Navigating life’s losses (2)
“A time to be born, and a time to die.” Ecc 3:2
Researchers at the Colorado Institute of Grief offer us this helpful four-stage path to recovery. Stage one – Shock. Our initial response is one of denial and disbelief. “I can’t believe this is happening…it’s not real!” There is a numbing of our senses, a God-designed natural “anesthesia” that buffers the early blow and allows us time to gather our coping mechanisms. Stage two – Protest. We feel anger and resentment against God, yet we feel guilty for blaming Him. We may blame ourselves, the doctors, the patient, and question God’s love and faithfulness—even bargaining with Him. “If You will just do a miracle and bring them back, I will…” Stage three – Disorganization. Everything comes apart at the seams. The lifestyle we knew and loved unravels. The dreams we cherished evaporate. We feel hopeless, powerless, lost in a strange, empty universe. Secondary losses may loom: financial insecurity, social dislocation, depression, loss of concentration, etc.
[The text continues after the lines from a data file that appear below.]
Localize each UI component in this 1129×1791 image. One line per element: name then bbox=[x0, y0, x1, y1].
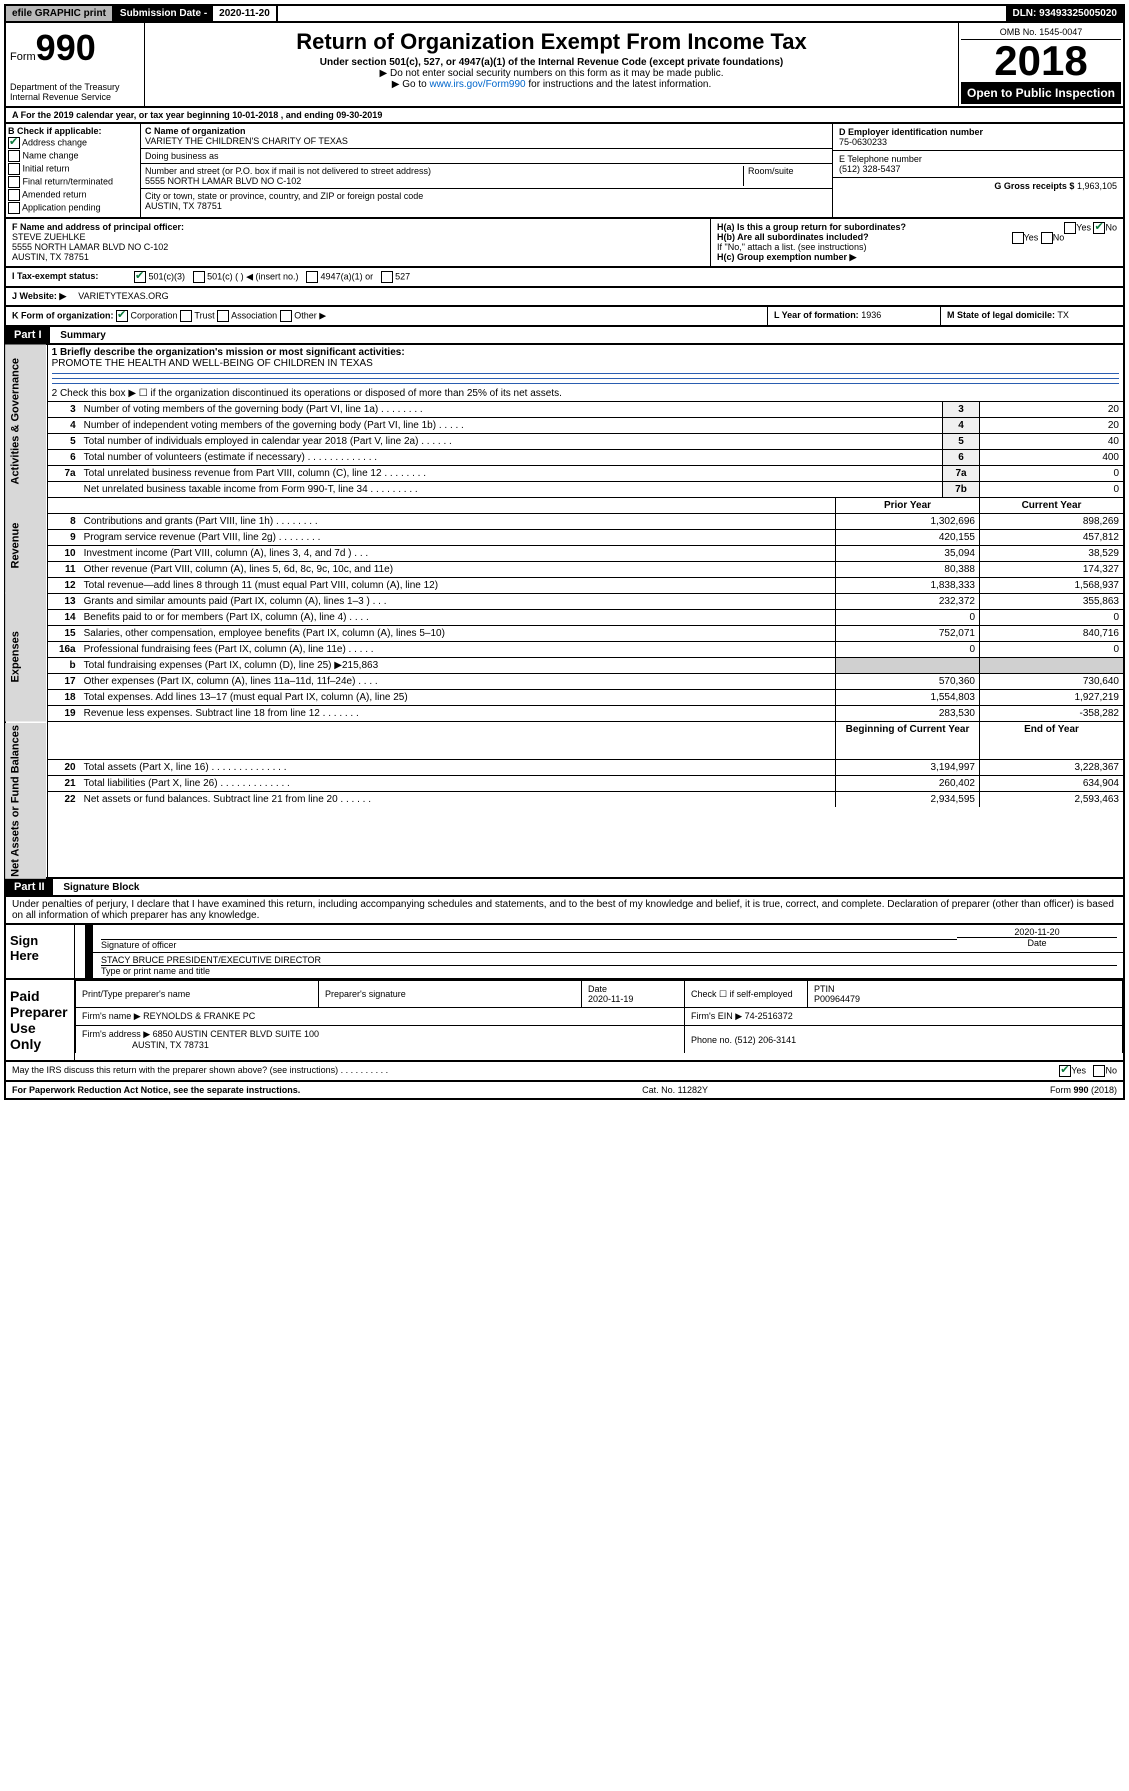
box-d: D Employer identification number75-06302… bbox=[833, 124, 1123, 151]
website-link[interactable]: VARIETYTEXAS.ORG bbox=[72, 288, 174, 305]
tax-year: 2018 bbox=[961, 40, 1121, 82]
irs-link[interactable]: www.irs.gov/Form990 bbox=[429, 79, 525, 90]
org-city: City or town, state or province, country… bbox=[141, 189, 832, 213]
dept-treasury: Department of the TreasuryInternal Reven… bbox=[10, 82, 140, 102]
box-f: F Name and address of principal officer:… bbox=[6, 219, 711, 266]
vlabel-net: Net Assets or Fund Balances bbox=[5, 722, 47, 879]
vlabel-governance: Activities & Governance bbox=[5, 345, 47, 498]
vlabel-revenue: Revenue bbox=[5, 498, 47, 594]
paid-preparer-block: Paid Preparer Use Only Print/Type prepar… bbox=[4, 980, 1125, 1062]
part-2-header: Part II Signature Block bbox=[4, 879, 1125, 897]
org-address: Number and street (or P.O. box if mail i… bbox=[141, 164, 832, 189]
subtitle-3: ▶ Go to www.irs.gov/Form990 for instruct… bbox=[149, 79, 954, 90]
box-i: I Tax-exempt status: 501(c)(3) 501(c) ( … bbox=[4, 268, 1125, 288]
box-h: H(a) Is this a group return for subordin… bbox=[711, 219, 1123, 266]
sign-here-block: Sign Here Signature of officer 2020-11-2… bbox=[4, 925, 1125, 980]
part-1-header: Part I Summary bbox=[4, 327, 1125, 345]
subtitle-1: Under section 501(c), 527, or 4947(a)(1)… bbox=[149, 57, 954, 68]
k-l-m-row: K Form of organization: Corporation Trus… bbox=[4, 307, 1125, 327]
footer: For Paperwork Reduction Act Notice, see … bbox=[4, 1082, 1125, 1100]
org-name: C Name of organizationVARIETY THE CHILDR… bbox=[141, 124, 832, 149]
box-m: M State of legal domicile: TX bbox=[941, 307, 1123, 325]
box-l: L Year of formation: 1936 bbox=[768, 307, 941, 325]
form-header: Form990 Department of the TreasuryIntern… bbox=[4, 23, 1125, 108]
box-k: K Form of organization: Corporation Trus… bbox=[6, 307, 768, 325]
box-b: B Check if applicable: Address change Na… bbox=[6, 124, 141, 217]
summary-table: Activities & Governance 1 Briefly descri… bbox=[4, 345, 1125, 879]
discuss-row: May the IRS discuss this return with the… bbox=[4, 1062, 1125, 1082]
form-footer: Form 990 (2018) bbox=[1050, 1085, 1117, 1095]
efile-print-button[interactable]: efile GRAPHIC print bbox=[6, 6, 114, 21]
identity-section: B Check if applicable: Address change Na… bbox=[4, 124, 1125, 219]
submission-date-value: 2020-11-20 bbox=[213, 6, 278, 21]
subtitle-2: ▶ Do not enter social security numbers o… bbox=[149, 68, 954, 79]
f-h-row: F Name and address of principal officer:… bbox=[4, 219, 1125, 268]
open-to-public: Open to Public Inspection bbox=[961, 82, 1121, 104]
dba: Doing business as bbox=[141, 149, 832, 164]
line-a: A For the 2019 calendar year, or tax yea… bbox=[4, 108, 1125, 124]
vlabel-expenses: Expenses bbox=[5, 593, 47, 722]
top-bar: efile GRAPHIC print Submission Date - 20… bbox=[4, 4, 1125, 23]
box-j: J Website: ▶ VARIETYTEXAS.ORG bbox=[4, 288, 1125, 307]
submission-date-label: Submission Date - bbox=[114, 6, 213, 21]
box-e: E Telephone number(512) 328-5437 bbox=[833, 151, 1123, 178]
form-number: Form990 bbox=[10, 27, 140, 69]
box-g: G Gross receipts $ 1,963,105 bbox=[833, 178, 1123, 194]
form-title: Return of Organization Exempt From Incom… bbox=[149, 29, 954, 55]
dln-value: DLN: 93493325005020 bbox=[1006, 6, 1123, 21]
perjury-text: Under penalties of perjury, I declare th… bbox=[4, 897, 1125, 925]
We’re convinced that life will never be normal again. We survive moment to moment, afraid to anticipate the road ahead. Stage four – Reorganization. Unrelenting grief gives way to waves of sadness varying in frequency and intensity. We begin to accept and accommodate our loss. The energy we expended on grief work becomes available again, enabling us to adjust to the demands and opportunities of our new lifestyle. Slowly we reemerge and take hold of the reins again. The process will take many months, and full recovery even years. But God promises it will come! There will be “a time to heal…build up…laugh…dance…gain!” (Ecc 3:3-4, 6 NKJV).